Interessi attivi virtuali
La rilevazione di interessi attivi sui finanziamenti infruttiferi erogati a controllate dovrebbe seguire un regime fiscale analogo: si tratta civilisticamente di proventi finanziari che tali restano anche in ambito fiscale per la regola di derivazione. Ma che ne è della imputazione ad aumento del costo della partecipazione? Seguendo lo schema della contabilizzazione di interessi e contestuale rinuncia a sostegno della partecipata, si finisce nell’articolo 94, comma 6, del Tuir, secondo cui la rinuncia a crediti (in questo caso derivanti da una imputazione contabile di interessi attivi), nei limiti del relativo valore fiscale, comporta un incremento del costo della partecipazione.

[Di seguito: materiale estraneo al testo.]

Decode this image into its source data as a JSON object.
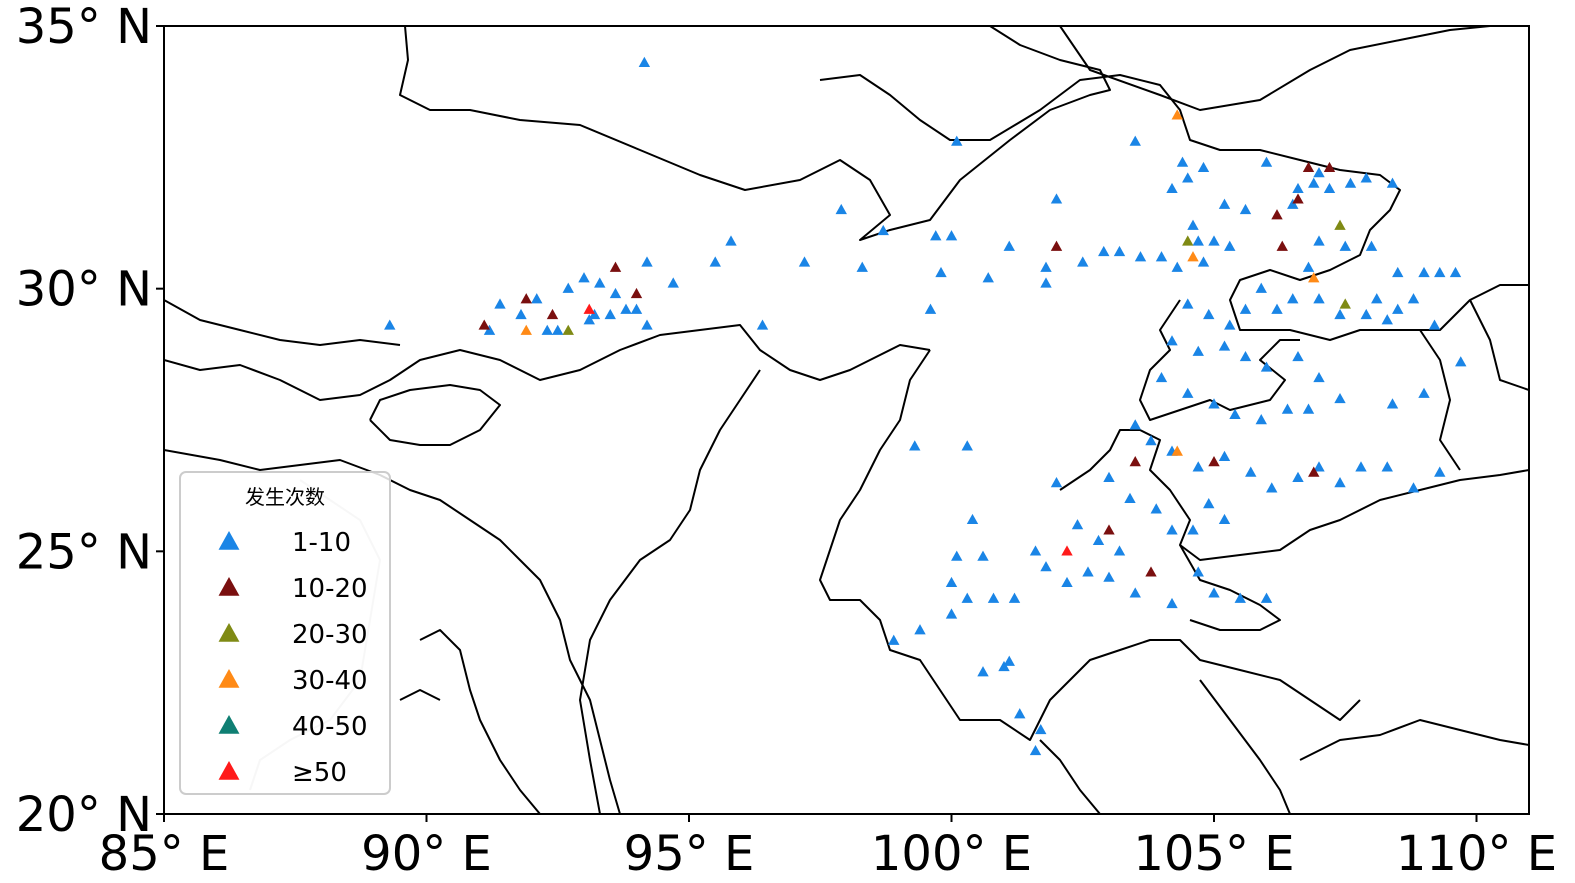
{
  "axis": {
    "lon_range": [
      85,
      111
    ],
    "lat_range": [
      20,
      35
    ],
    "x_ticks": [
      {
        "value": 85,
        "label": "85° E"
      },
      {
        "value": 90,
        "label": "90° E"
      },
      {
        "value": 95,
        "label": "95° E"
      },
      {
        "value": 100,
        "label": "100° E"
      },
      {
        "value": 105,
        "label": "105° E"
      },
      {
        "value": 110,
        "label": "110° E"
      }
    ],
    "y_ticks": [
      {
        "value": 35,
        "label": "35° N"
      },
      {
        "value": 30,
        "label": "30° N"
      },
      {
        "value": 25,
        "label": "25° N"
      },
      {
        "value": 20,
        "label": "20° N"
      }
    ]
  },
  "legend": {
    "title": "发生次数",
    "placement": "bottom-left",
    "items": [
      {
        "label": "1-10",
        "color": "#1a85e6"
      },
      {
        "label": "10-20",
        "color": "#7a0f0f"
      },
      {
        "label": "20-30",
        "color": "#7f8a14"
      },
      {
        "label": "30-40",
        "color": "#ff8a16"
      },
      {
        "label": "40-50",
        "color": "#0f7f73"
      },
      {
        "label": "≥50",
        "color": "#ff1a1a"
      }
    ]
  },
  "chart_data": {
    "type": "scatter",
    "marker": "triangle",
    "x_unit": "longitude °E",
    "y_unit": "latitude °N",
    "series": [
      {
        "name": "1-10",
        "color": "#1a85e6",
        "points": [
          [
            94.15,
            34.3
          ],
          [
            89.3,
            29.3
          ],
          [
            91.2,
            29.2
          ],
          [
            91.4,
            29.7
          ],
          [
            91.8,
            29.5
          ],
          [
            92.1,
            29.8
          ],
          [
            92.3,
            29.2
          ],
          [
            92.5,
            29.2
          ],
          [
            92.7,
            30.0
          ],
          [
            93.0,
            30.2
          ],
          [
            93.1,
            29.4
          ],
          [
            93.2,
            29.5
          ],
          [
            93.3,
            30.1
          ],
          [
            93.5,
            29.5
          ],
          [
            93.6,
            29.9
          ],
          [
            93.8,
            29.6
          ],
          [
            94.0,
            29.6
          ],
          [
            94.2,
            29.3
          ],
          [
            94.2,
            30.5
          ],
          [
            94.7,
            30.1
          ],
          [
            95.5,
            30.5
          ],
          [
            95.8,
            30.9
          ],
          [
            96.4,
            29.3
          ],
          [
            97.2,
            30.5
          ],
          [
            97.9,
            31.5
          ],
          [
            98.3,
            30.4
          ],
          [
            98.7,
            31.1
          ],
          [
            99.3,
            27.0
          ],
          [
            99.7,
            31.0
          ],
          [
            100.0,
            31.0
          ],
          [
            99.8,
            30.3
          ],
          [
            100.1,
            32.8
          ],
          [
            100.3,
            27.0
          ],
          [
            100.7,
            30.2
          ],
          [
            101.1,
            30.8
          ],
          [
            101.8,
            30.4
          ],
          [
            101.8,
            30.1
          ],
          [
            102.0,
            31.7
          ],
          [
            102.5,
            30.5
          ],
          [
            102.9,
            30.7
          ],
          [
            103.2,
            30.7
          ],
          [
            103.6,
            30.6
          ],
          [
            104.0,
            30.6
          ],
          [
            103.5,
            32.8
          ],
          [
            104.3,
            30.4
          ],
          [
            104.2,
            31.9
          ],
          [
            104.4,
            32.4
          ],
          [
            104.5,
            32.1
          ],
          [
            104.6,
            31.2
          ],
          [
            104.7,
            30.9
          ],
          [
            104.8,
            30.5
          ],
          [
            105.0,
            30.9
          ],
          [
            105.3,
            30.8
          ],
          [
            104.8,
            32.3
          ],
          [
            105.2,
            31.6
          ],
          [
            105.6,
            31.5
          ],
          [
            106.0,
            32.4
          ],
          [
            106.6,
            31.9
          ],
          [
            106.9,
            32.0
          ],
          [
            107.0,
            32.2
          ],
          [
            107.2,
            31.9
          ],
          [
            107.6,
            32.0
          ],
          [
            107.9,
            32.1
          ],
          [
            108.4,
            32.0
          ],
          [
            106.5,
            31.6
          ],
          [
            106.8,
            30.4
          ],
          [
            107.0,
            30.9
          ],
          [
            107.5,
            30.8
          ],
          [
            108.0,
            30.8
          ],
          [
            108.5,
            30.3
          ],
          [
            109.0,
            30.3
          ],
          [
            109.3,
            30.3
          ],
          [
            109.6,
            30.3
          ],
          [
            108.1,
            29.8
          ],
          [
            108.5,
            29.6
          ],
          [
            108.8,
            29.8
          ],
          [
            108.3,
            29.4
          ],
          [
            109.2,
            29.3
          ],
          [
            109.7,
            28.6
          ],
          [
            109.0,
            28.0
          ],
          [
            108.4,
            27.8
          ],
          [
            104.5,
            29.7
          ],
          [
            104.9,
            29.5
          ],
          [
            105.3,
            29.3
          ],
          [
            105.6,
            29.6
          ],
          [
            105.9,
            30.0
          ],
          [
            106.2,
            29.6
          ],
          [
            106.5,
            29.8
          ],
          [
            107.0,
            29.8
          ],
          [
            107.4,
            29.5
          ],
          [
            107.9,
            29.5
          ],
          [
            104.2,
            29.0
          ],
          [
            104.7,
            28.8
          ],
          [
            105.2,
            28.9
          ],
          [
            105.6,
            28.7
          ],
          [
            106.0,
            28.5
          ],
          [
            106.6,
            28.7
          ],
          [
            107.0,
            28.3
          ],
          [
            104.0,
            28.3
          ],
          [
            104.5,
            28.0
          ],
          [
            105.0,
            27.8
          ],
          [
            105.4,
            27.6
          ],
          [
            105.9,
            27.5
          ],
          [
            106.4,
            27.7
          ],
          [
            106.8,
            27.7
          ],
          [
            107.4,
            27.9
          ],
          [
            103.5,
            27.4
          ],
          [
            103.8,
            27.1
          ],
          [
            104.2,
            26.9
          ],
          [
            104.7,
            26.6
          ],
          [
            105.2,
            26.8
          ],
          [
            105.7,
            26.5
          ],
          [
            106.1,
            26.2
          ],
          [
            106.6,
            26.4
          ],
          [
            107.0,
            26.6
          ],
          [
            107.4,
            26.3
          ],
          [
            107.8,
            26.6
          ],
          [
            108.3,
            26.6
          ],
          [
            108.8,
            26.2
          ],
          [
            109.3,
            26.5
          ],
          [
            103.0,
            26.4
          ],
          [
            103.4,
            26.0
          ],
          [
            103.9,
            25.8
          ],
          [
            104.2,
            25.4
          ],
          [
            104.6,
            25.4
          ],
          [
            104.9,
            25.9
          ],
          [
            105.2,
            25.6
          ],
          [
            102.0,
            26.3
          ],
          [
            102.4,
            25.5
          ],
          [
            102.8,
            25.2
          ],
          [
            103.2,
            25.0
          ],
          [
            101.6,
            25.0
          ],
          [
            101.8,
            24.7
          ],
          [
            102.2,
            24.4
          ],
          [
            102.6,
            24.6
          ],
          [
            103.0,
            24.5
          ],
          [
            103.5,
            24.2
          ],
          [
            104.2,
            24.0
          ],
          [
            104.7,
            24.6
          ],
          [
            105.0,
            24.2
          ],
          [
            105.5,
            24.1
          ],
          [
            106.0,
            24.1
          ],
          [
            100.4,
            25.6
          ],
          [
            100.1,
            24.9
          ],
          [
            100.6,
            24.9
          ],
          [
            100.0,
            24.4
          ],
          [
            100.3,
            24.1
          ],
          [
            100.8,
            24.1
          ],
          [
            101.2,
            24.1
          ],
          [
            100.0,
            23.8
          ],
          [
            99.4,
            23.5
          ],
          [
            98.9,
            23.3
          ],
          [
            100.6,
            22.7
          ],
          [
            101.0,
            22.8
          ],
          [
            101.1,
            22.9
          ],
          [
            101.3,
            21.9
          ],
          [
            101.6,
            21.2
          ],
          [
            101.7,
            21.6
          ],
          [
            99.6,
            29.6
          ]
        ]
      },
      {
        "name": "10-20",
        "color": "#7a0f0f",
        "points": [
          [
            91.1,
            29.3
          ],
          [
            91.9,
            29.8
          ],
          [
            92.4,
            29.5
          ],
          [
            93.6,
            30.4
          ],
          [
            94.0,
            29.9
          ],
          [
            102.0,
            30.8
          ],
          [
            103.5,
            26.7
          ],
          [
            103.0,
            25.4
          ],
          [
            103.8,
            24.6
          ],
          [
            105.0,
            26.7
          ],
          [
            106.2,
            31.4
          ],
          [
            106.3,
            30.8
          ],
          [
            106.6,
            31.7
          ],
          [
            106.8,
            32.3
          ],
          [
            107.2,
            32.3
          ],
          [
            106.9,
            26.5
          ]
        ]
      },
      {
        "name": "20-30",
        "color": "#7f8a14",
        "points": [
          [
            92.7,
            29.2
          ],
          [
            104.5,
            30.9
          ],
          [
            107.4,
            31.2
          ],
          [
            107.5,
            29.7
          ]
        ]
      },
      {
        "name": "30-40",
        "color": "#ff8a16",
        "points": [
          [
            91.9,
            29.2
          ],
          [
            104.6,
            30.6
          ],
          [
            104.3,
            33.3
          ],
          [
            104.3,
            26.9
          ],
          [
            106.9,
            30.2
          ]
        ]
      },
      {
        "name": "40-50",
        "color": "#0f7f73",
        "points": []
      },
      {
        "name": "≥50",
        "color": "#ff1a1a",
        "points": [
          [
            93.1,
            29.6
          ],
          [
            102.2,
            25.0
          ]
        ]
      }
    ]
  }
}
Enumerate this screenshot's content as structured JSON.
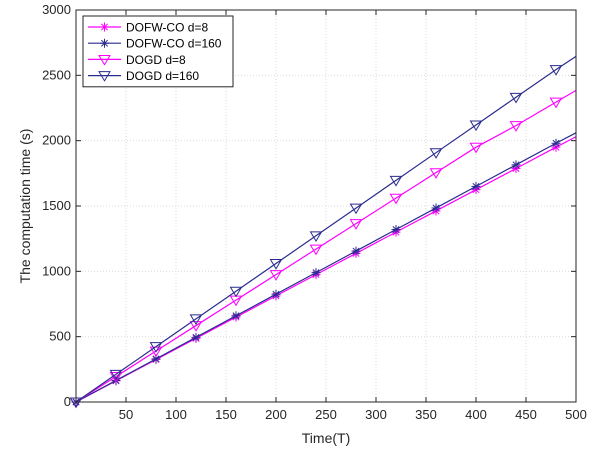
{
  "chart_data": {
    "type": "line",
    "xlabel": "Time(T)",
    "ylabel": "The computation time (s)",
    "xlim": [
      0,
      500
    ],
    "ylim": [
      0,
      3000
    ],
    "xticks": [
      50,
      100,
      150,
      200,
      250,
      300,
      350,
      400,
      450,
      500
    ],
    "yticks": [
      0,
      500,
      1000,
      1500,
      2000,
      2500,
      3000
    ],
    "grid": true,
    "box": true,
    "legend_position": "top-left",
    "x": [
      0,
      40,
      80,
      120,
      160,
      200,
      240,
      280,
      320,
      360,
      400,
      440,
      480
    ],
    "series": [
      {
        "name": "DOFW-CO d=8",
        "color": "#ff00ff",
        "marker": "asterisk",
        "values": [
          0,
          162,
          325,
          487,
          650,
          812,
          975,
          1137,
          1300,
          1462,
          1625,
          1787,
          1950
        ],
        "end": 2030
      },
      {
        "name": "DOFW-CO d=160",
        "color": "#2a2c8e",
        "marker": "asterisk",
        "values": [
          0,
          165,
          330,
          495,
          660,
          825,
          990,
          1155,
          1320,
          1485,
          1650,
          1815,
          1980
        ],
        "end": 2060
      },
      {
        "name": "DOGD d=8",
        "color": "#ff00ff",
        "marker": "triangle-down",
        "values": [
          0,
          195,
          390,
          585,
          780,
          975,
          1170,
          1365,
          1560,
          1755,
          1950,
          2115,
          2295
        ],
        "end": 2385
      },
      {
        "name": "DOGD d=160",
        "color": "#2a2c8e",
        "marker": "triangle-down",
        "values": [
          0,
          212,
          424,
          636,
          848,
          1060,
          1272,
          1484,
          1696,
          1908,
          2120,
          2332,
          2544
        ],
        "end": 2645
      }
    ]
  }
}
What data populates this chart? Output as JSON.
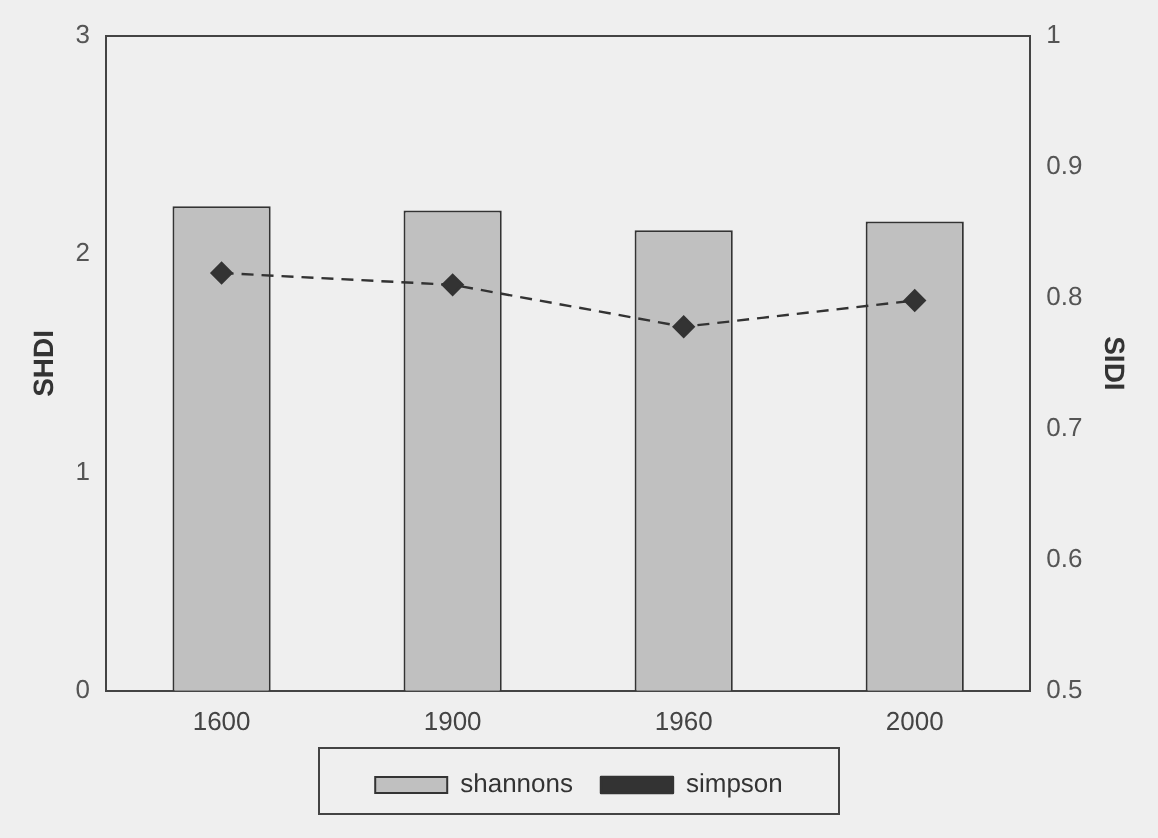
{
  "chart_data": {
    "type": "bar",
    "categories": [
      "1600",
      "1900",
      "1960",
      "2000"
    ],
    "ylabel": "SHDI",
    "y2label": "SIDI",
    "series": [
      {
        "name": "shannons",
        "color": "#c0c0c0",
        "values": [
          2.22,
          2.2,
          2.11,
          2.15
        ]
      },
      {
        "name": "simpson",
        "type": "line",
        "axis": "y2",
        "color": "#333333",
        "values": [
          0.819,
          0.81,
          0.778,
          0.798
        ],
        "marker": "diamond",
        "line_style": "dashed"
      }
    ],
    "ylim": [
      0,
      3
    ],
    "yticks": [
      0,
      1,
      2,
      3
    ],
    "y2lim": [
      0.5,
      1
    ],
    "y2ticks": [
      0.5,
      0.6,
      0.7,
      0.8,
      0.9,
      1
    ],
    "grid": false,
    "legend": "bottom"
  }
}
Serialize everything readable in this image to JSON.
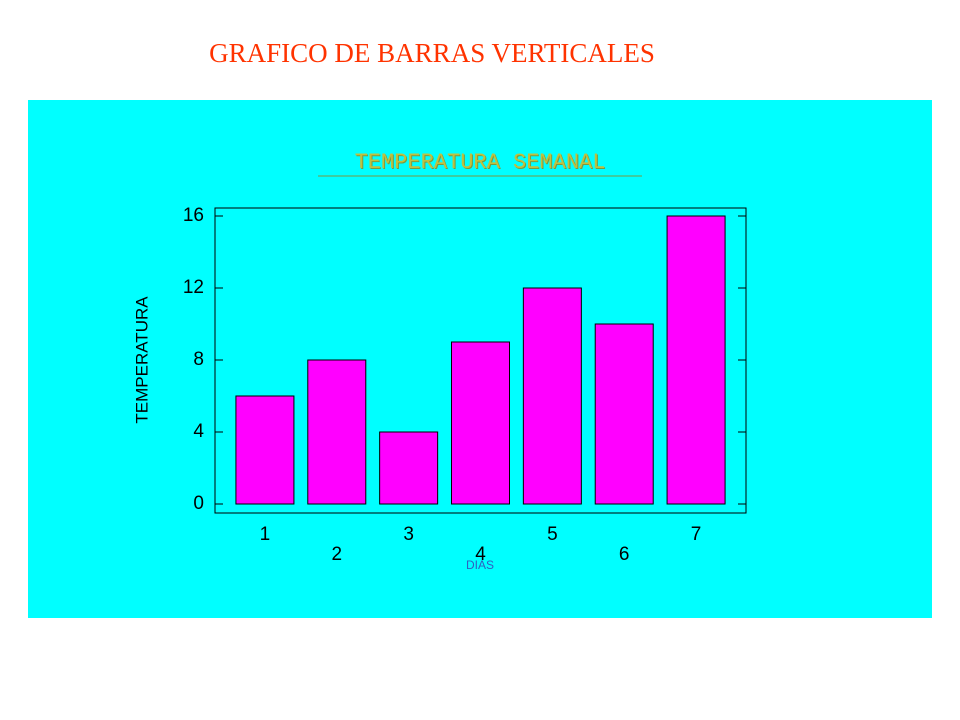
{
  "header": {
    "title": "GRAFICO DE BARRAS VERTICALES"
  },
  "chart_data": {
    "type": "bar",
    "title": "TEMPERATURA SEMANAL",
    "x_label": "DIAS",
    "y_label": "TEMPERATURA",
    "categories": [
      "1",
      "2",
      "3",
      "4",
      "5",
      "6",
      "7"
    ],
    "values": [
      6,
      8,
      4,
      9,
      12,
      10,
      16
    ],
    "color": "#ff00ff",
    "ylim": [
      0,
      16
    ],
    "yticks": [
      0,
      4,
      8,
      12,
      16
    ]
  }
}
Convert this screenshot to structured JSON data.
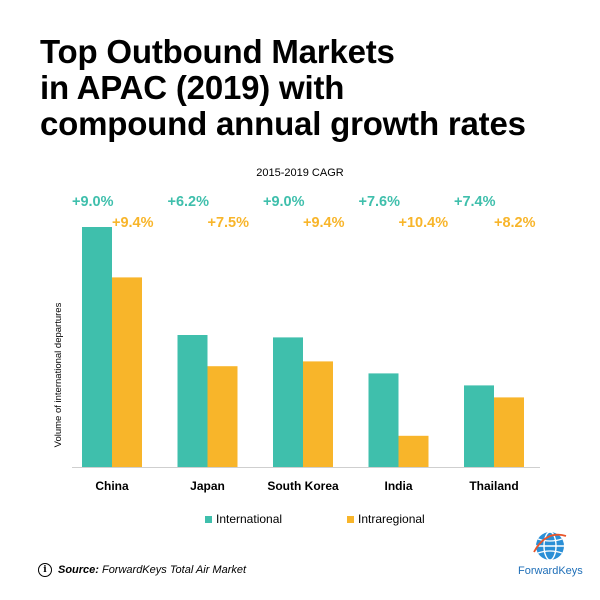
{
  "title_lines": [
    "Top Outbound Markets",
    "in APAC (2019) with",
    "compound annual growth rates"
  ],
  "source": {
    "label": "Source:",
    "text": "ForwardKeys Total Air Market"
  },
  "logo_text": "ForwardKeys",
  "colors": {
    "international": "#3fbfac",
    "intraregional": "#f8b52a",
    "axis": "#cfcfcf"
  },
  "chart_data": {
    "type": "bar",
    "subtitle": "2015-2019 CAGR",
    "ylabel": "Volume of international departures",
    "categories": [
      "China",
      "Japan",
      "South Korea",
      "India",
      "Thailand"
    ],
    "ylim": [
      0,
      100
    ],
    "series": [
      {
        "name": "International",
        "values": [
          100,
          55,
          54,
          39,
          34
        ],
        "labels": [
          "+9.0%",
          "+6.2%",
          "+9.0%",
          "+7.6%",
          "+7.4%"
        ]
      },
      {
        "name": "Intraregional",
        "values": [
          79,
          42,
          44,
          13,
          29
        ],
        "labels": [
          "+9.4%",
          "+7.5%",
          "+9.4%",
          "+10.4%",
          "+8.2%"
        ]
      }
    ],
    "legend": "bottom"
  }
}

Valore fiscale del credito che, in questo caso, stante la tassazione degli interessi virtuali che lo generano è pienamente riconosciuto, con il conseguente riconoscimento fiscale anche del maggior costo delle partecipazioni.

Ace
La riserva generata dallo scorporo degli interessi virtuali rileva per l’Ace? Qui la risposta è ancora più difficoltosa e si dovrà attendere il Dm integrativo di quello del 14 marzo 2012, che dovrà essere emanato entro il 30 aprile. Tenendo in considerazione gli effetti reddituali del metodo contabile (la riserva si tassa come provento finanziario a fronte di successivi maggiori oneri finanziari a conto economico e dunque minori utili destinabili a riserva), l’incremento di patrimonio potrebbe ritenersi rilevante.
Di fatto, però, lo stesso regime contabile si verificava già in passato per gli incrementi di riserve generati da rinunce dei soci a crediti derivanti da cessioni o prestazioni (costi d’esercizio), situazione per la quale non risulta mai affermata la rilevanza Ace.